Hibernation is my favourite power saving method – I press my power button and my computer powers down. I press it again and it starts up again, but with everything exactly the way I left it. Sleep never gave me the same satisfaction of reducing my power usage. But Windows XP gave me troubles with this upgraded machine of mine. I’d press the power button, Windows will proclaim it’s about to hibernate, but everything goes horribly wrong, the screen cuts out, comes back in, with a nice little balloon telling me
Windows - System Error: Insufficient system resources exist to complete the API.

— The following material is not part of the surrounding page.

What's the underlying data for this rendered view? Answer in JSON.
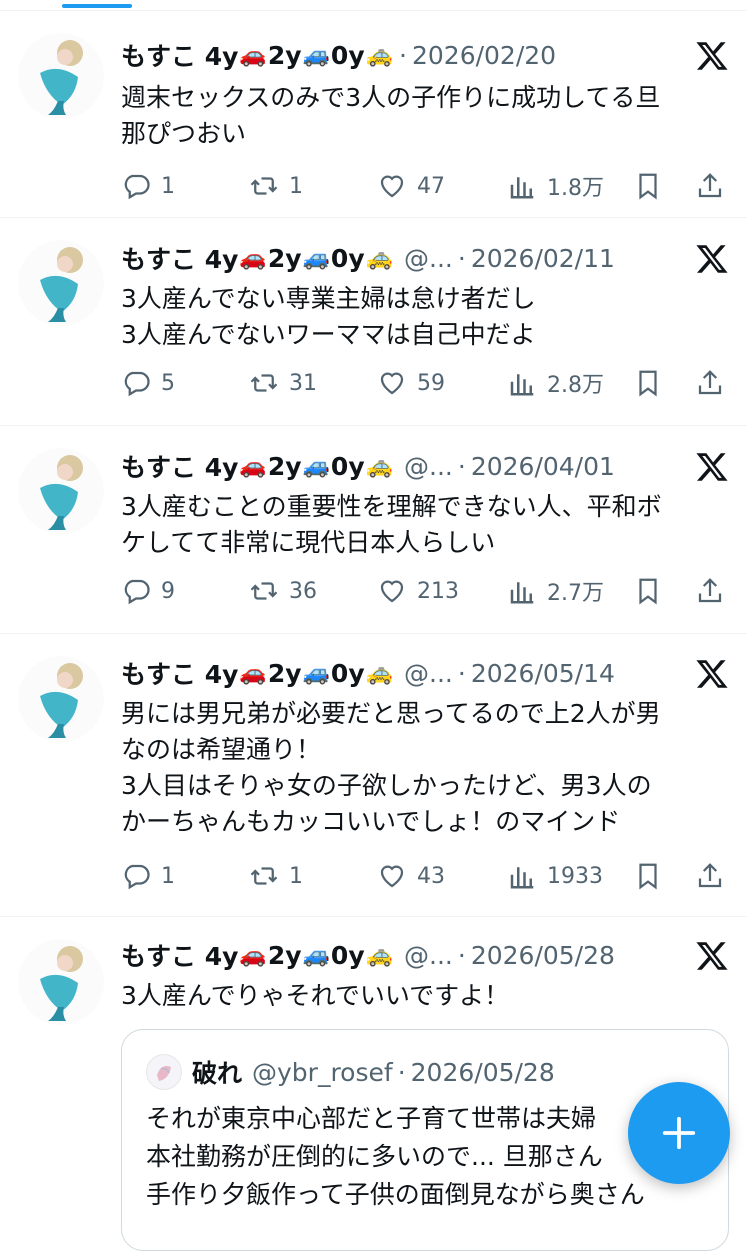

How can their be insufficient resources? I have 220GB+ free on my hard drive! The system logs tell me nothing either.
Well, it appears that Windows does have troubles from time-to-time when your RAM exceeds 1GB. Go to the Knowledge Base article 909095 and download the hot fix patch there (you won’t find it in Windows Update). The problem should now be fixed.
Excellent.
[Tip: Tales from the Crypto]
The more information in the KB article says:
To prepare the computer to hibernate, the Windows kernel power manager requires a block of contiguous memory. The size of this contiguous memory is proportional to the number of physical memory regions that the computer is using. A computer that uses lots of RAM is likely to use more physical memory regions when the computer prepares to hibernate. Therefore, a larger amount of contiguous memory is required to prepare the computer to hibernate.
Additionally, the number of physical memory regions varies according to the programs, services, and device drivers that the computer uses. Therefore, the hibernate feature occasionally fails.
That still doesn’t explain why it failed on my machine… oh well.